Once management is in a position to fully consider all the relevant factors, then the appropriate disciplinary action can be taken. If dismissal is decided, the employee should be informed as soon as possible and also on what grounds he is being dismissed. If there is a right of appeal within the disciplinary procedures against the decision, the employee should be directed to that fact and informed of the period and to whom he may exercise his right of appeal. In this regard, the decision of Said Dharmalingam is again of importance. In that case, the Court held that it is incumbent on an employer to provide the employee an opportunity to make a plea in mitigation.
52.
As was stated by the Court:
“Due inquiry for the purposes of Section 14 of the Act includes the right to make representations against the punishment proposed as a result of adverse findings by a domestic body”

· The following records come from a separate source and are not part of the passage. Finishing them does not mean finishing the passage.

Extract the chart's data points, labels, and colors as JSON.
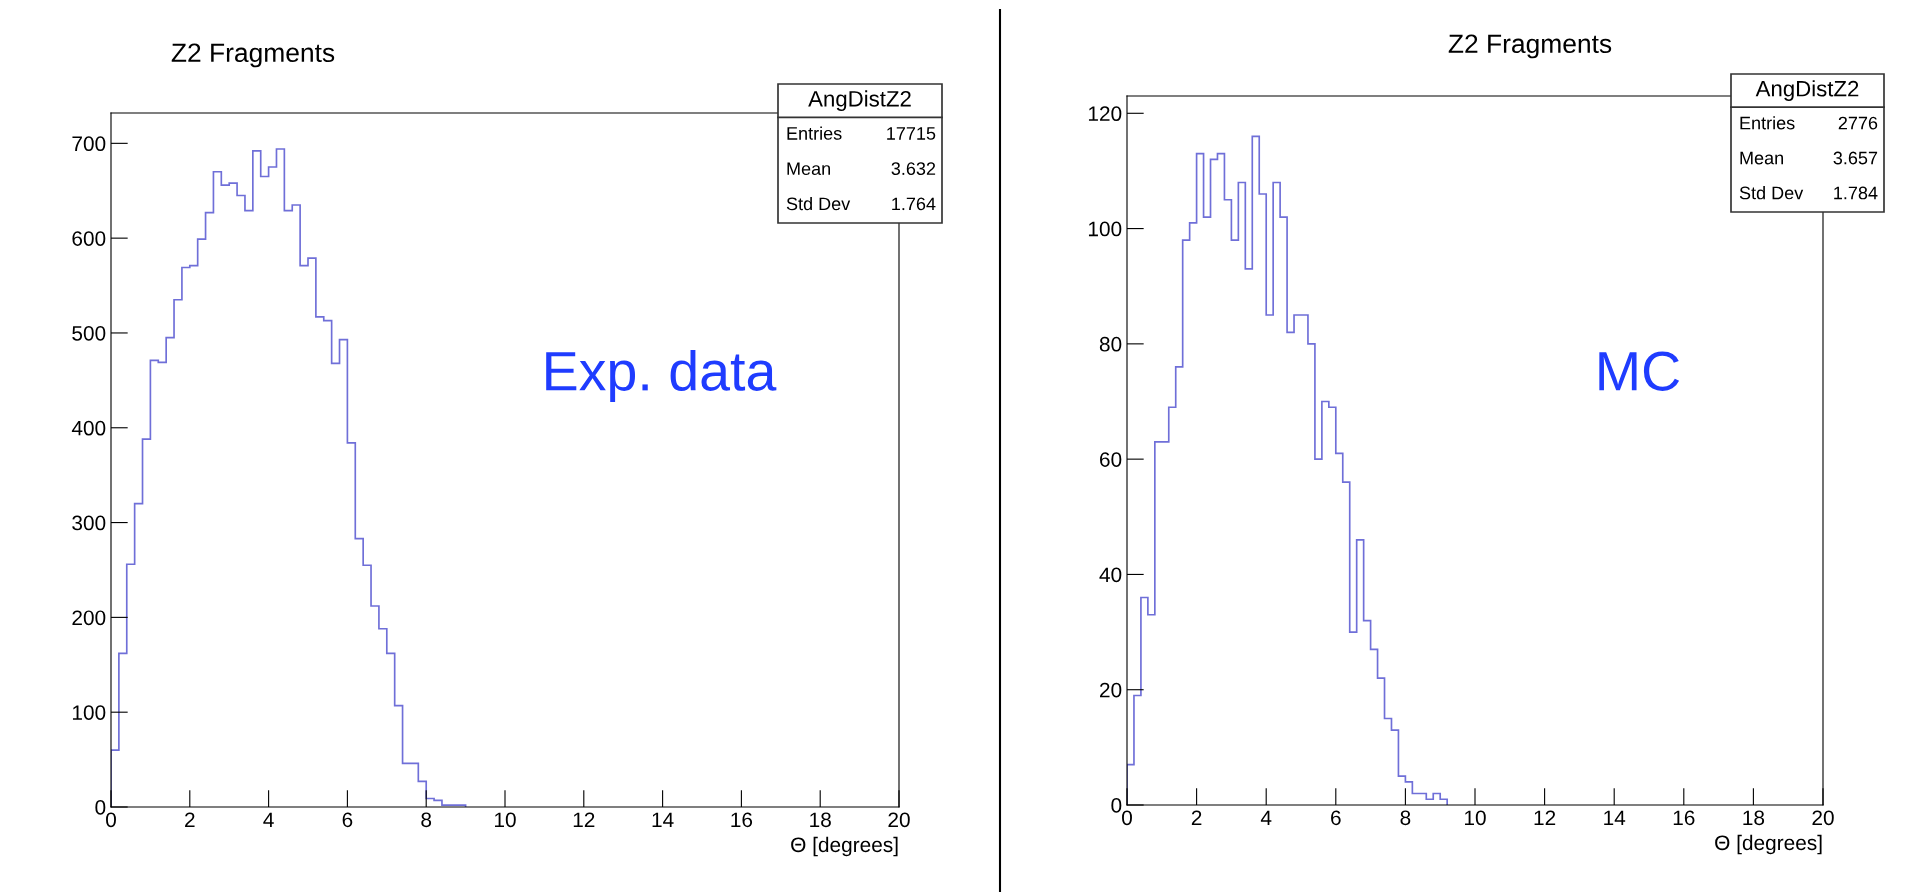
{
  "chart_data": [
    {
      "type": "histogram",
      "title": "Z2 Fragments",
      "xlabel": "Θ [degrees]",
      "color": "#6f6fd8",
      "bins": [
        0,
        0.2,
        0.4,
        0.6,
        0.8,
        1,
        1.2,
        1.4,
        1.6,
        1.8,
        2,
        2.2,
        2.4,
        2.6,
        2.8,
        3,
        3.2,
        3.4,
        3.6,
        3.8,
        4,
        4.2,
        4.4,
        4.6,
        4.8,
        5,
        5.2,
        5.4,
        5.6,
        5.8,
        6,
        6.2,
        6.4,
        6.6,
        6.8,
        7,
        7.2,
        7.4,
        7.6,
        7.8,
        8,
        8.2,
        8.4,
        8.6,
        8.8,
        9
      ],
      "values": [
        60,
        162,
        256,
        320,
        388,
        471,
        469,
        495,
        535,
        569,
        571,
        599,
        627,
        670,
        656,
        658,
        645,
        629,
        692,
        665,
        675,
        694,
        629,
        635,
        571,
        579,
        517,
        513,
        468,
        493,
        384,
        283,
        255,
        212,
        188,
        162,
        107,
        46,
        46,
        27,
        9,
        7,
        2,
        2,
        2
      ],
      "xlim": [
        0,
        20
      ],
      "xticks": [
        0,
        2,
        4,
        6,
        8,
        10,
        12,
        14,
        16,
        18,
        20
      ],
      "ylim": [
        0,
        732
      ],
      "yticks": [
        0,
        100,
        200,
        300,
        400,
        500,
        600,
        700
      ],
      "annotations": [
        "Exp. data",
        "AngDistZ2",
        "Entries",
        "17715",
        "Mean",
        "3.632",
        "Std Dev",
        "1.764"
      ]
    },
    {
      "type": "histogram",
      "title": "Z2 Fragments",
      "xlabel": "Θ [degrees]",
      "color": "#6f6fd8",
      "bins": [
        0,
        0.2,
        0.4,
        0.6,
        0.8,
        1,
        1.2,
        1.4,
        1.6,
        1.8,
        2,
        2.2,
        2.4,
        2.6,
        2.8,
        3,
        3.2,
        3.4,
        3.6,
        3.8,
        4,
        4.2,
        4.4,
        4.6,
        4.8,
        5,
        5.2,
        5.4,
        5.6,
        5.8,
        6,
        6.2,
        6.4,
        6.6,
        6.8,
        7,
        7.2,
        7.4,
        7.6,
        7.8,
        8,
        8.2,
        8.4,
        8.6,
        8.8,
        9,
        9.2
      ],
      "values": [
        7,
        19,
        36,
        33,
        63,
        63,
        69,
        76,
        98,
        101,
        113,
        102,
        112,
        113,
        105,
        98,
        108,
        93,
        116,
        106,
        85,
        108,
        102,
        82,
        85,
        85,
        80,
        60,
        70,
        69,
        61,
        56,
        30,
        46,
        32,
        27,
        22,
        15,
        13,
        5,
        4,
        2,
        2,
        1,
        2,
        1
      ],
      "xlim": [
        0,
        20
      ],
      "xticks": [
        0,
        2,
        4,
        6,
        8,
        10,
        12,
        14,
        16,
        18,
        20
      ],
      "ylim": [
        0,
        123
      ],
      "yticks": [
        0,
        20,
        40,
        60,
        80,
        100,
        120
      ],
      "annotations": [
        "MC",
        "AngDistZ2",
        "Entries",
        "2776",
        "Mean",
        "3.657",
        "Std Dev",
        "1.784"
      ]
    }
  ]
}
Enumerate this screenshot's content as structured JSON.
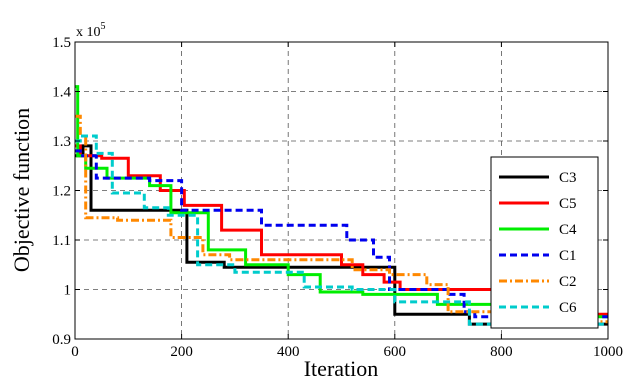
{
  "chart_data": {
    "type": "line",
    "step": true,
    "xlabel": "Iteration",
    "ylabel": "Objective function",
    "y_multiplier_label": "x 10",
    "y_multiplier_exponent": "5",
    "xlim": [
      0,
      1000
    ],
    "ylim": [
      0.9,
      1.5
    ],
    "x_ticks": [
      0,
      200,
      400,
      600,
      800,
      1000
    ],
    "x_tick_labels": [
      "0",
      "200",
      "400",
      "600",
      "800",
      "1000"
    ],
    "y_ticks": [
      0.9,
      1.0,
      1.1,
      1.2,
      1.3,
      1.4,
      1.5
    ],
    "y_tick_labels": [
      "0.9",
      "1",
      "1.1",
      "1.2",
      "1.3",
      "1.4",
      "1.5"
    ],
    "grid": true,
    "legend_position": "right",
    "series": [
      {
        "name": "C3",
        "color": "#000000",
        "dash": "solid",
        "x": [
          0,
          15,
          30,
          210,
          280,
          600,
          740,
          1000
        ],
        "y": [
          1.27,
          1.29,
          1.16,
          1.055,
          1.045,
          0.95,
          0.93,
          0.93
        ]
      },
      {
        "name": "C5",
        "color": "#ff0000",
        "dash": "solid",
        "x": [
          0,
          10,
          50,
          100,
          160,
          205,
          275,
          350,
          500,
          540,
          580,
          610,
          800,
          870,
          1000
        ],
        "y": [
          1.29,
          1.27,
          1.265,
          1.23,
          1.2,
          1.17,
          1.12,
          1.07,
          1.05,
          1.03,
          1.015,
          1.0,
          0.96,
          0.95,
          0.95
        ]
      },
      {
        "name": "C4",
        "color": "#00ee00",
        "dash": "solid",
        "x": [
          0,
          5,
          20,
          60,
          140,
          180,
          250,
          320,
          400,
          460,
          540,
          680,
          850,
          1000
        ],
        "y": [
          1.41,
          1.27,
          1.245,
          1.225,
          1.21,
          1.155,
          1.08,
          1.05,
          1.03,
          0.995,
          0.99,
          0.97,
          0.945,
          0.945
        ]
      },
      {
        "name": "C1",
        "color": "#0000ee",
        "dash": "dash",
        "x": [
          0,
          10,
          40,
          140,
          200,
          350,
          510,
          560,
          590,
          700,
          730,
          750,
          1000
        ],
        "y": [
          1.28,
          1.27,
          1.225,
          1.22,
          1.16,
          1.13,
          1.1,
          1.065,
          1.0,
          0.99,
          0.955,
          0.945,
          0.945
        ]
      },
      {
        "name": "C2",
        "color": "#ff8800",
        "dash": "dashdot",
        "x": [
          0,
          10,
          20,
          80,
          150,
          180,
          240,
          290,
          400,
          520,
          590,
          660,
          700,
          870,
          1000
        ],
        "y": [
          1.35,
          1.31,
          1.145,
          1.14,
          1.14,
          1.105,
          1.07,
          1.06,
          1.06,
          1.04,
          1.03,
          1.01,
          0.955,
          0.935,
          0.935
        ]
      },
      {
        "name": "C6",
        "color": "#00cccc",
        "dash": "dash",
        "x": [
          0,
          10,
          40,
          70,
          130,
          175,
          230,
          300,
          430,
          520,
          600,
          740,
          1000
        ],
        "y": [
          1.3,
          1.31,
          1.275,
          1.195,
          1.165,
          1.15,
          1.05,
          1.035,
          1.005,
          1.0,
          0.975,
          0.93,
          0.93
        ]
      }
    ]
  }
}
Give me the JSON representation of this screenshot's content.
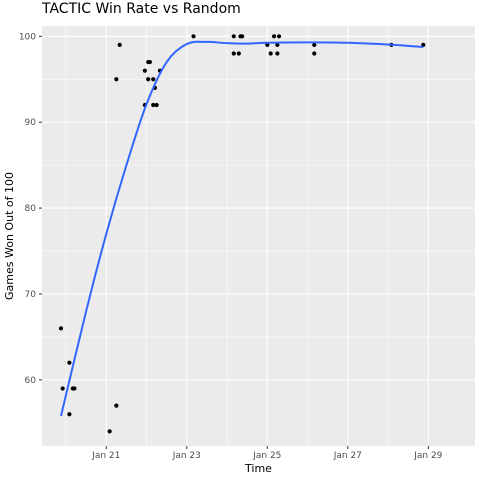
{
  "chart_data": {
    "type": "scatter",
    "title": "TACTIC Win Rate vs Random",
    "xlabel": "Time",
    "ylabel": "Games Won Out of 100",
    "x_tick_labels": [
      "Jan 21",
      "Jan 23",
      "Jan 25",
      "Jan 27",
      "Jan 29"
    ],
    "x_tick_dates": [
      "2019-01-21",
      "2019-01-23",
      "2019-01-25",
      "2019-01-27",
      "2019-01-29"
    ],
    "y_ticks": [
      60,
      70,
      80,
      90,
      100
    ],
    "xlim": [
      "2019-01-19T21:00",
      "2019-01-29T16:30"
    ],
    "ylim": [
      52.3,
      101.2
    ],
    "grid": true,
    "background": "#EBEBEB",
    "series": [
      {
        "kind": "points",
        "color": "#000000",
        "points": [
          {
            "x": "2019-01-19T21:00",
            "y": 66
          },
          {
            "x": "2019-01-19T22:00",
            "y": 59
          },
          {
            "x": "2019-01-20T02:00",
            "y": 62
          },
          {
            "x": "2019-01-20T02:00",
            "y": 56
          },
          {
            "x": "2019-01-20T04:00",
            "y": 59
          },
          {
            "x": "2019-01-20T05:00",
            "y": 59
          },
          {
            "x": "2019-01-21T02:00",
            "y": 54
          },
          {
            "x": "2019-01-21T06:00",
            "y": 57
          },
          {
            "x": "2019-01-21T06:00",
            "y": 95
          },
          {
            "x": "2019-01-21T08:00",
            "y": 99
          },
          {
            "x": "2019-01-21T23:00",
            "y": 96
          },
          {
            "x": "2019-01-21T23:00",
            "y": 92
          },
          {
            "x": "2019-01-22T01:00",
            "y": 97
          },
          {
            "x": "2019-01-22T01:00",
            "y": 95
          },
          {
            "x": "2019-01-22T02:00",
            "y": 97
          },
          {
            "x": "2019-01-22T04:00",
            "y": 95
          },
          {
            "x": "2019-01-22T04:00",
            "y": 92
          },
          {
            "x": "2019-01-22T05:00",
            "y": 94
          },
          {
            "x": "2019-01-22T06:00",
            "y": 92
          },
          {
            "x": "2019-01-22T08:00",
            "y": 96
          },
          {
            "x": "2019-01-23T04:00",
            "y": 100
          },
          {
            "x": "2019-01-24T04:00",
            "y": 100
          },
          {
            "x": "2019-01-24T04:00",
            "y": 98
          },
          {
            "x": "2019-01-24T07:00",
            "y": 98
          },
          {
            "x": "2019-01-24T08:00",
            "y": 100
          },
          {
            "x": "2019-01-24T09:00",
            "y": 100
          },
          {
            "x": "2019-01-25T00:00",
            "y": 99
          },
          {
            "x": "2019-01-25T02:00",
            "y": 98
          },
          {
            "x": "2019-01-25T04:00",
            "y": 100
          },
          {
            "x": "2019-01-25T06:00",
            "y": 99
          },
          {
            "x": "2019-01-25T06:00",
            "y": 98
          },
          {
            "x": "2019-01-25T07:00",
            "y": 100
          },
          {
            "x": "2019-01-26T04:00",
            "y": 99
          },
          {
            "x": "2019-01-26T04:00",
            "y": 98
          },
          {
            "x": "2019-01-28T02:00",
            "y": 99
          },
          {
            "x": "2019-01-28T21:00",
            "y": 99
          }
        ]
      },
      {
        "kind": "smooth",
        "color": "#3366FF",
        "points": [
          {
            "x": "2019-01-19T21:00",
            "y": 55.8
          },
          {
            "x": "2019-01-20T12:00",
            "y": 68
          },
          {
            "x": "2019-01-21T00:00",
            "y": 77
          },
          {
            "x": "2019-01-21T12:00",
            "y": 85
          },
          {
            "x": "2019-01-22T00:00",
            "y": 92.1
          },
          {
            "x": "2019-01-22T12:00",
            "y": 97
          },
          {
            "x": "2019-01-23T00:00",
            "y": 99.1
          },
          {
            "x": "2019-01-23T12:00",
            "y": 99.35
          },
          {
            "x": "2019-01-24T00:00",
            "y": 99.2
          },
          {
            "x": "2019-01-24T12:00",
            "y": 99.15
          },
          {
            "x": "2019-01-25T00:00",
            "y": 99.25
          },
          {
            "x": "2019-01-26T00:00",
            "y": 99.3
          },
          {
            "x": "2019-01-27T00:00",
            "y": 99.25
          },
          {
            "x": "2019-01-28T00:00",
            "y": 99.05
          },
          {
            "x": "2019-01-28T21:00",
            "y": 98.75
          }
        ]
      }
    ]
  }
}
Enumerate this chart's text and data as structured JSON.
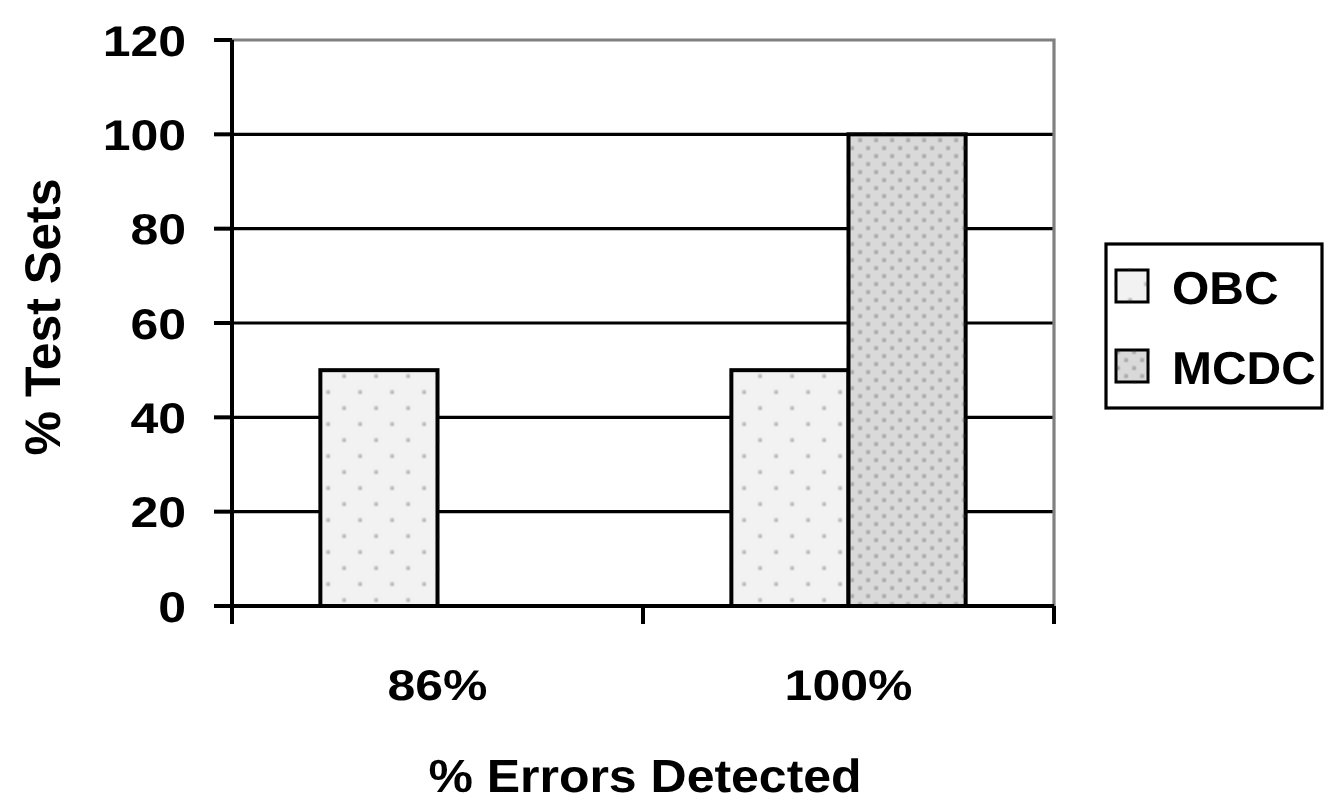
{
  "chart_data": {
    "type": "bar",
    "xlabel": "% Errors Detected",
    "ylabel": "% Test Sets",
    "categories": [
      "86%",
      "100%"
    ],
    "series": [
      {
        "name": "OBC",
        "color": "#f2f2f2",
        "values": [
          50,
          50
        ]
      },
      {
        "name": "MCDC",
        "color": "#d9d9d9",
        "values": [
          null,
          100
        ]
      }
    ],
    "ylim": [
      0,
      120
    ],
    "yticks": [
      0,
      20,
      40,
      60,
      80,
      100,
      120
    ],
    "grid": "y",
    "legend": "right"
  }
}
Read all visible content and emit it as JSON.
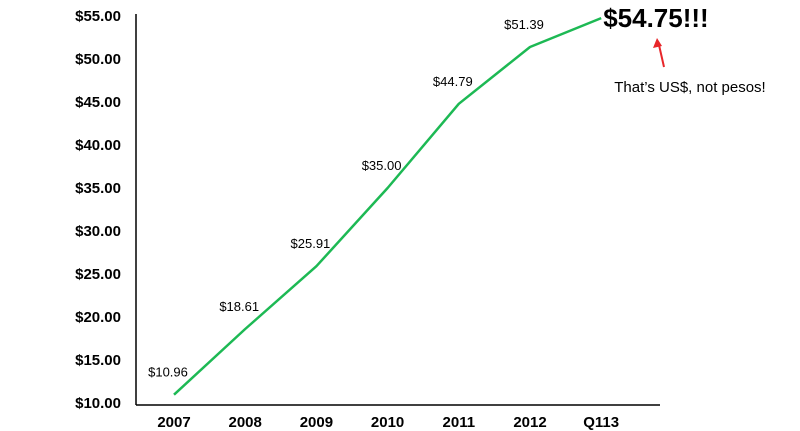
{
  "chart_data": {
    "type": "line",
    "categories": [
      "2007",
      "2008",
      "2009",
      "2010",
      "2011",
      "2012",
      "Q113"
    ],
    "series": [
      {
        "values": [
          10.96,
          18.61,
          25.91,
          35.0,
          44.79,
          51.39,
          54.75
        ]
      }
    ],
    "data_labels": [
      "$10.96",
      "$18.61",
      "$25.91",
      "$35.00",
      "$44.79",
      "$51.39",
      "$54.75!!!"
    ],
    "y_ticks": [
      "$10.00",
      "$15.00",
      "$20.00",
      "$25.00",
      "$30.00",
      "$35.00",
      "$40.00",
      "$45.00",
      "$50.00",
      "$55.00"
    ],
    "ylim": [
      10,
      55
    ],
    "line_color": "#1db954",
    "annotation": {
      "text": "That’s US$, not pesos!",
      "arrow_color": "#e8262a"
    },
    "grid": false,
    "legend": "none"
  }
}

The Court, however, held that a plea of mitigation is not necessary where the employment contract states that dismissal mandatory upon a particular finding or where the misconduct is so grave that no useful purpose would be served by a plea in mitigation.
53.
Once all avenues for internal appeals are exhausted and assuming that the employees appeal is rejected, the employee should be so informed. It is normal to pay the employee whatever monies due subject to income tax clearance and request that all company property be returned.
54.
If these procedures and guidelines are adhered to, an employer should be well on his way to being able to defend successfully an unfair dismissal complaint in the Industrial Court.